On July 3, 1778, Loyalist commander Colonel Butler led his Rangers accompanied by a force of Senecas and Cayugas (led by Sayenqueraghta) in an attack on Pennsylvania’s Wyoming Valley (a rebel granary and settlement along the Susquehanna River near Wilkes-Barre), practically annihilating 360 armed Patriot defenders lured out of their defenses at Forty Fort.
In September 1778, revenge for the Wyoming defeat was taken by American Colonel Thomas Hartley who, with 200 soldiers, burned nine to twelve Seneca, Delaware and Mingo villages along the Susquehanna River in northeast Pennsylvania, including Tioga and Chemung. At the same time, Butler’s Rangers attacked German Flatts in the Mohawk Valley, destroying all the houses and fields in the area. Further American retaliation was soon taken by Continental Army units under William Butler (no relation to John Butler) and John Cantine, burning the substantial Indian villages at Unadilla and Onaquaga on the Susquehanna River.
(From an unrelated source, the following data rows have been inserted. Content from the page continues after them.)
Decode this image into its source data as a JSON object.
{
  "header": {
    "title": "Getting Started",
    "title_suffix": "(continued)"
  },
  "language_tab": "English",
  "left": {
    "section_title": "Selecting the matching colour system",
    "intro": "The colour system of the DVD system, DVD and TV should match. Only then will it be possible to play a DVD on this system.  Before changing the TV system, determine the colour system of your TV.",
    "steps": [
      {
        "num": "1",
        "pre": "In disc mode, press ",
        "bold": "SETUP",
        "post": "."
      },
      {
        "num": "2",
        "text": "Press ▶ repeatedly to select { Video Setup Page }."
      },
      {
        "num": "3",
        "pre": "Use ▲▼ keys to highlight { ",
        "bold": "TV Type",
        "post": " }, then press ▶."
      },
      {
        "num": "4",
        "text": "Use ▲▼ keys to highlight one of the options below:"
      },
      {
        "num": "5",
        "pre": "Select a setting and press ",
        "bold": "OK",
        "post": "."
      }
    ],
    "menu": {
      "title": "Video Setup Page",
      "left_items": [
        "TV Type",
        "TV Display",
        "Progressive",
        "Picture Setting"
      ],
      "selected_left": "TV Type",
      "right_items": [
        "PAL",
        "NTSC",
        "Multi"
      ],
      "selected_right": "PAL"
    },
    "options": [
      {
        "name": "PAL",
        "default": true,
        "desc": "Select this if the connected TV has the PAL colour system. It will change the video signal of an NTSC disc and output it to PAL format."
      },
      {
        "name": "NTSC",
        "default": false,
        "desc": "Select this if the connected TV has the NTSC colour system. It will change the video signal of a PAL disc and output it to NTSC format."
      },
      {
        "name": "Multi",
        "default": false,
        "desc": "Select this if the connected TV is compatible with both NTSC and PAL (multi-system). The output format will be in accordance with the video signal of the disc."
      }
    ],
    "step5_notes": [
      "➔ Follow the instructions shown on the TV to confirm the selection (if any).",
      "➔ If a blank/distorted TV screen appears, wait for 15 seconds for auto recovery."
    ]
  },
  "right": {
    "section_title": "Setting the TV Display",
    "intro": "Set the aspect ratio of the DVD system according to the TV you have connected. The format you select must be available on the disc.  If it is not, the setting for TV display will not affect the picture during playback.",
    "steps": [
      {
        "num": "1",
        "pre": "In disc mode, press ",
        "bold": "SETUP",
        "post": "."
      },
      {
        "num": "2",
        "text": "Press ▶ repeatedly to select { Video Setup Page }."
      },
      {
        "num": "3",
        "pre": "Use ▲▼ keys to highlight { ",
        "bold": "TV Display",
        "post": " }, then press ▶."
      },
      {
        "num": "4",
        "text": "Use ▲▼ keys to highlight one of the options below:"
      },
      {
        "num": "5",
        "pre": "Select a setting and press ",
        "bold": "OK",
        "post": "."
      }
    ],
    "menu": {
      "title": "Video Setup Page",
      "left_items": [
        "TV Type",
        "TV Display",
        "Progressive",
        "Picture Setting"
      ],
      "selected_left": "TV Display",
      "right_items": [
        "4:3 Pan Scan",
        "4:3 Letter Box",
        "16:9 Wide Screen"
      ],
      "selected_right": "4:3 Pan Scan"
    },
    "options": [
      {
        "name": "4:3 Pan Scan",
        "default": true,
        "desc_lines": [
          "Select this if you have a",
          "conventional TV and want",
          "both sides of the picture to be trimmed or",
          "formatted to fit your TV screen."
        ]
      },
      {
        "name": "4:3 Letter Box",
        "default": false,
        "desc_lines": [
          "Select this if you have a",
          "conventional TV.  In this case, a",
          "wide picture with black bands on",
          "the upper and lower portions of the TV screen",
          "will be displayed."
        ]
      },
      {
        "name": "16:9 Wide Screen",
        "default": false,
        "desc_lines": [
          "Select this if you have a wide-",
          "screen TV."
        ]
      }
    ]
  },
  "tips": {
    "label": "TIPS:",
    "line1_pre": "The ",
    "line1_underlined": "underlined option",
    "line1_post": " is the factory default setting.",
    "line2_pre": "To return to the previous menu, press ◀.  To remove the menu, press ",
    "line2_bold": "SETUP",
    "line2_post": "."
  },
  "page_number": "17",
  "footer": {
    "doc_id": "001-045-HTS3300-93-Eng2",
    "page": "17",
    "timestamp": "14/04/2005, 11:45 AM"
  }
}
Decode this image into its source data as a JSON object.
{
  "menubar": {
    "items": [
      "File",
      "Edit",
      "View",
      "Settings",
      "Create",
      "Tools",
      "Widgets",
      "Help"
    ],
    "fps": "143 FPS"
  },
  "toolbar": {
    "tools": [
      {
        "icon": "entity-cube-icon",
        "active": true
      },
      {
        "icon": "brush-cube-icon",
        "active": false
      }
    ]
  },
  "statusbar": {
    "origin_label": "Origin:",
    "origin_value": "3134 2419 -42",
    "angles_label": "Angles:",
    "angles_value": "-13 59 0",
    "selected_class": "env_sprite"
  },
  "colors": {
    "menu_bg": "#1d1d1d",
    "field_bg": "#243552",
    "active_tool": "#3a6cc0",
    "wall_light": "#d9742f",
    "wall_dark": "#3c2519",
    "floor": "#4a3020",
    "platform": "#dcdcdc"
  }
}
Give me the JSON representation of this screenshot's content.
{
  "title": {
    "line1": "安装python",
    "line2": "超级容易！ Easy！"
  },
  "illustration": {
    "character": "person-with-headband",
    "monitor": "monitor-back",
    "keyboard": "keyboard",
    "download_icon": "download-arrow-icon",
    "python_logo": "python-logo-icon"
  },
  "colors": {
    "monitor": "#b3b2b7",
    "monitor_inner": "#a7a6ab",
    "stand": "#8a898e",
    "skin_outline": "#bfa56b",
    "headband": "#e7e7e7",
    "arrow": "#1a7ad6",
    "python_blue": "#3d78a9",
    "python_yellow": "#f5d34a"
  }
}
On November 11, 1778, Loyalist Captain Walter Butler (the son of John Butler) led two companies of Butler’s Rangers along with about 320 Iroquois led by Cornplanter, including 30 Mohawks led by Joseph Brant, on an assault at Cherry Valley in New York. While the fort was surrounded, Indians began to massacre civilians in the village, killing and scalping 16 soldiers and 32 civilians, mostly women and children, and taking 80 captive, half of whom were never returned. In vain, Brant, who was blamed for the attack, actually tried to stop the rampage. The town was plundered and destroyed.
The Cherry Valley Massacre convinced the American colonists that they needed to take action. In April 1779, American Colonel Van Schaick led an expedition of over 500 soldiers against the Onondaga, destroying several villages. When the British began to concentrate their military efforts on the southern colonies in 1779, Washington used the opportunity to launch a larger planned offensive towards Fort Niagara. His initial impulse was to assign the expedition to Major General Charles Lee, but he, Major General Philip Schuyler, and Major General Israel Putnam were all disregarded for various reasons. Washington first offered command of the expedition to Horatio Gates, the “Hero of Saratoga,” but Gates turned down the offer, ostensibly for health reasons. Major General John Sullivan, fifth on the seniority list, was offered command on March 6, 1779, and accepted. Washington’s orders to Sullivan made it clear that he wanted the Iroquois threat completely eliminated:
Orders of George Washington to General John Sullivan, at Head-Quarters (Wallace House, New Jersey) May 31, 1779
The Expedition you are appointed to command is to be directed against the hostile tribes of the Six Nations of Indians, with their associates and adherents. The immediate objects are the total destruction and devastation of their settlements, and the capture of as many prisoners of every age and sex as possible. It will be essential to ruin their crops now in the ground and prevent their planting more.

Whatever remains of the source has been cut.